According to the results of the present study, the test substance did not lead to a biologically relevant increase in the number of revertant colonies either without S9 mix or after adding a metabolizing system in several experiments carried out independently of each other (standard plate test and preincubation assay). However, the increase in the number of his+ revertants observed in the preincubation test with the test strain TA 100 was not reproduced in a repeat experiment, and so these findings have to be regarded as biological irrelevant. Besides, the results of the negative as well as the positive controls performed in parallel corroborated the validity of this study, since the values fulfilled the acceptance criteria of this study.

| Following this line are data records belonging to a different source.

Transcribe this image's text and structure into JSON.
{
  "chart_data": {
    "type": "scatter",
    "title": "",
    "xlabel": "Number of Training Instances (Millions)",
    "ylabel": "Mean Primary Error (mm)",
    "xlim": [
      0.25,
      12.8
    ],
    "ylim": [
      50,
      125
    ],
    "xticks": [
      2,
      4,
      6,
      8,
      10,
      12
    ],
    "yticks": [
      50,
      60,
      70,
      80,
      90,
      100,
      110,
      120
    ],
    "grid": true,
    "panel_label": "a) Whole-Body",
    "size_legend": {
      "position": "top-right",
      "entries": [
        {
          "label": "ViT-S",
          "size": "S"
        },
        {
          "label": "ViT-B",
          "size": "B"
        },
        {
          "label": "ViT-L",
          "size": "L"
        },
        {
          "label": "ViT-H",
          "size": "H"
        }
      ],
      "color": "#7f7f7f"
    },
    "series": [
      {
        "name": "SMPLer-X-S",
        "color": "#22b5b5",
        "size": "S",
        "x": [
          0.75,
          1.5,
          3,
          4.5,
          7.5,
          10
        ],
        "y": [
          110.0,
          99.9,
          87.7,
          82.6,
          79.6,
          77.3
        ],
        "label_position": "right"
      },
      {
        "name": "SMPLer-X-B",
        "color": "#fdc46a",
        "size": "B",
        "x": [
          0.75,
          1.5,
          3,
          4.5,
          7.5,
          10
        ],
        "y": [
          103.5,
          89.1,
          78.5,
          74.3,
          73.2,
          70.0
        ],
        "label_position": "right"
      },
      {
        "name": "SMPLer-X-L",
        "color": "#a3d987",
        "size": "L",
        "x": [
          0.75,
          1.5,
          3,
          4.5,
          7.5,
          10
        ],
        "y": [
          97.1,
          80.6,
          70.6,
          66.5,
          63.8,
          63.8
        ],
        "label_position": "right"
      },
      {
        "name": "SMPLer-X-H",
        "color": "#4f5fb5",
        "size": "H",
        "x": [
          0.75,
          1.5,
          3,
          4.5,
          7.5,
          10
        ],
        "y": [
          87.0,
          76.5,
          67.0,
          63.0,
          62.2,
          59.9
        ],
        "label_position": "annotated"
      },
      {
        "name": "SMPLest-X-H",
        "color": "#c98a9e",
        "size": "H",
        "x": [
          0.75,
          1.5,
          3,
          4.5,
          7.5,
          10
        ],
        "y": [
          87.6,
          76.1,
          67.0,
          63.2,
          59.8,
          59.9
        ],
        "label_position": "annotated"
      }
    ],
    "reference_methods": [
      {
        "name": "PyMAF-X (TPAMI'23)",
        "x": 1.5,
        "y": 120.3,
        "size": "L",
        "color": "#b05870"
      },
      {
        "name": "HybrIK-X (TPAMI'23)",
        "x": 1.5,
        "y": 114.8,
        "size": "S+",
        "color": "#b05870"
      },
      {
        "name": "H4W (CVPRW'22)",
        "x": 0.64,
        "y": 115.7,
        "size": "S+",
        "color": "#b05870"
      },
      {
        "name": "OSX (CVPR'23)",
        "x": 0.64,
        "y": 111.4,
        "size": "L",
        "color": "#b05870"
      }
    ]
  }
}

In this study with and without S9 mix, the number of revertant colonies in the negative controls was within the range of the historical negative control data for each tester strain.

In addition, the positive control substances both with and without S9 mix induced a significant increase in the number of revertant colonies within the range of the historical positive control data or above. [BASF, 2013]

Justification for classification or non-classification

Dangerous Substance Directive (67/548/EEC)

The available information is considered reliable and suitable for classification purposes under 67/548/EEC. As a result the substance is not considered to be classified as mutagenic under Directive 67/548/EEC, as amended for the 28th time in Directive 2001/59/EC.

Classification, Labelling, and Packaging Regulation (EC) No. 1272/2008

The available information is considered reliable and suitable for classification purposes under 67/548/EEC. As a result the substance is not considered to be classified as mutagenic under Regulation (EC) No. 1272/2008, as amended for the second time in Directive (EC 286/2011).